Modern defibrillators use a biphasic waveform, which reverses the direction of the shock partway through. This design is more effective at lower energy levels, which is one reason today’s AEDs are compact enough for public use. Current guidelines recommend a single-shock approach rather than delivering multiple rapid shocks in a row, because minimizing pauses in CPR between shocks improves survival.
VFib vs. Heart Attack
People often use “heart attack” and “cardiac arrest” interchangeably, but they are fundamentally different events. A heart attack is a plumbing problem: a blocked artery cuts off blood supply to part of the heart muscle. The heart usually keeps beating during a heart attack, though it may beat abnormally. Symptoms can come on gradually, with chest pain, shortness of breath, or nausea building over minutes or hours.
Cardiac arrest from VFib is an electrical problem. There’s no gradual buildup. The person loses consciousness and stops breathing within seconds. A heart attack can trigger VFib if the damaged muscle disrupts the heart’s electrical system, so the two events sometimes overlap. But many VFib episodes happen without a heart attack, and most heart attacks don’t lead to cardiac arrest.
What Causes VFib in the First Place
The most common underlying cause is coronary artery disease, where narrowed or blocked arteries compromise blood flow to the heart and make its electrical system unstable. Other causes include heart failure, inherited conditions affecting the heart’s electrical channels, severe electrolyte imbalances (particularly potassium and magnesium), drug toxicity, and direct trauma to the chest. In some cases, especially in younger people, VFib occurs with no previously known heart condition.
Life After Surviving VFib Arrest
Survivors of VFib-induced cardiac arrest face a real risk of it happening again. Guidelines recommend that most survivors receive an implantable cardioverter-defibrillator (ICD), a small device placed under the skin of the chest that continuously monitors heart rhythm. If VFib recurs, the ICD delivers an internal shock within seconds, often before the person even loses consciousness.
The one exception involves cases where the VFib had a clearly reversible and correctable cause, such as a severe electrolyte imbalance or a drug reaction. If that trigger is removed, the risk of recurrence drops. Even so, research published in Circulation: Arrhythmia and Electrophysiology found that ICD placement was associated with lower mortality in nearly all survivor subgroups, including those with a reversible cause.
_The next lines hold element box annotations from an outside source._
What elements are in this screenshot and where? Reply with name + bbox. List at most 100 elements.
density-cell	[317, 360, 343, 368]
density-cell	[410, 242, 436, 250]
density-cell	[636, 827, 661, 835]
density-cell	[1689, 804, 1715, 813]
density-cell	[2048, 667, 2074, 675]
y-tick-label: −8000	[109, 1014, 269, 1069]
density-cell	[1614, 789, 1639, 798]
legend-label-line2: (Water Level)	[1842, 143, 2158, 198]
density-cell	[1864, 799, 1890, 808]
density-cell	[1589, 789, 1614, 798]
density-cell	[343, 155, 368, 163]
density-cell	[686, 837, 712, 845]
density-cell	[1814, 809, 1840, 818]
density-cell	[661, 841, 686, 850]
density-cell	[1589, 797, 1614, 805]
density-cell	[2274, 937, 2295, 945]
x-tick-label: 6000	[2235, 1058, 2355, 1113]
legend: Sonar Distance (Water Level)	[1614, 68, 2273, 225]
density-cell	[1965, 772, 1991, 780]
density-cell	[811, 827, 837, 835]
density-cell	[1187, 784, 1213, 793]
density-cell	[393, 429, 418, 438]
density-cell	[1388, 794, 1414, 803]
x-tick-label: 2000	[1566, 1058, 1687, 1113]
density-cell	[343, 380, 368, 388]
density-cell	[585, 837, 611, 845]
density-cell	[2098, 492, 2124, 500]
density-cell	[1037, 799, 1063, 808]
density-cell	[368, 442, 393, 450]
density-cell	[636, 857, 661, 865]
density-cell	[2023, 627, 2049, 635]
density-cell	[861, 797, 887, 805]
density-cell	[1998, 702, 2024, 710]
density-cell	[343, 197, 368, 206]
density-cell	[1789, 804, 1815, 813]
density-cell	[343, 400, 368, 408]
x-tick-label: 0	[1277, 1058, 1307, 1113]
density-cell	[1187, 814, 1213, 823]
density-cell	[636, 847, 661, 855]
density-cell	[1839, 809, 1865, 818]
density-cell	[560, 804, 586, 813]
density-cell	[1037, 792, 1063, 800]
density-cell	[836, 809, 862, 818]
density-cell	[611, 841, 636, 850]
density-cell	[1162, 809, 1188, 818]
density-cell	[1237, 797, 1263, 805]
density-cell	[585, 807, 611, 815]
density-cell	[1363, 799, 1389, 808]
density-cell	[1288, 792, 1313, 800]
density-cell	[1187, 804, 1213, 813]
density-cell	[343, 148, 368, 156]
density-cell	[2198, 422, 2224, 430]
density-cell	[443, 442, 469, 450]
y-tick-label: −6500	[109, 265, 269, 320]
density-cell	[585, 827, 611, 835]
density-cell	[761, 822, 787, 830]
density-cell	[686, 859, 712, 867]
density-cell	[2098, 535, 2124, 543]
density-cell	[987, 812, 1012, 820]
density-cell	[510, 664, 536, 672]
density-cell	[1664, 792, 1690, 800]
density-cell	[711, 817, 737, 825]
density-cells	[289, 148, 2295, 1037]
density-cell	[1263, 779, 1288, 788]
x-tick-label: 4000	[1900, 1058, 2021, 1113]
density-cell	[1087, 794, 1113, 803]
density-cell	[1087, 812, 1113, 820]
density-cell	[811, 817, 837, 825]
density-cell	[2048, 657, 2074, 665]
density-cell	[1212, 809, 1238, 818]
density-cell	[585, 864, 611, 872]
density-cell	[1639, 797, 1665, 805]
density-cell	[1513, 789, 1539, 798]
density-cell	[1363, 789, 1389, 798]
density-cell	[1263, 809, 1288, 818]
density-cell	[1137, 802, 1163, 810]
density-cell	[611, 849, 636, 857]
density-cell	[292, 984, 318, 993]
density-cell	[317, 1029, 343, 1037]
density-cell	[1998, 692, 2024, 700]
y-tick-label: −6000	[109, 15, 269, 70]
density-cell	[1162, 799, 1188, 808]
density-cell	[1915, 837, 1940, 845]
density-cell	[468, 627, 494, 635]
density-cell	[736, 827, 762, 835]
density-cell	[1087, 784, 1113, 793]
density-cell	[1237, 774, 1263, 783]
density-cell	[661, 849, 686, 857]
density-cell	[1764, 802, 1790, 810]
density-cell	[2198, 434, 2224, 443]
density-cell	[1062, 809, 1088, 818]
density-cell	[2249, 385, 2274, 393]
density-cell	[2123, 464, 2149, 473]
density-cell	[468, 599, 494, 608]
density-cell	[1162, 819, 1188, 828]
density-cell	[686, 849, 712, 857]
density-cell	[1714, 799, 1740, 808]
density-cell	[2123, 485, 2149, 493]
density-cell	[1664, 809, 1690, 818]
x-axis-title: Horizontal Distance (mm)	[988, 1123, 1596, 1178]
The only exception was patients whose VFib was triggered by an acute heart attack that was fully treated with a procedure to restore blood flow to the blocked artery.
Recovery after cardiac arrest also depends heavily on how long the brain went without oxygen. Some survivors recover fully, while others experience memory problems, fatigue, or emotional changes that can take months to improve. Cardiac rehabilitation, which combines supervised exercise with education and emotional support, is a standard part of recovery.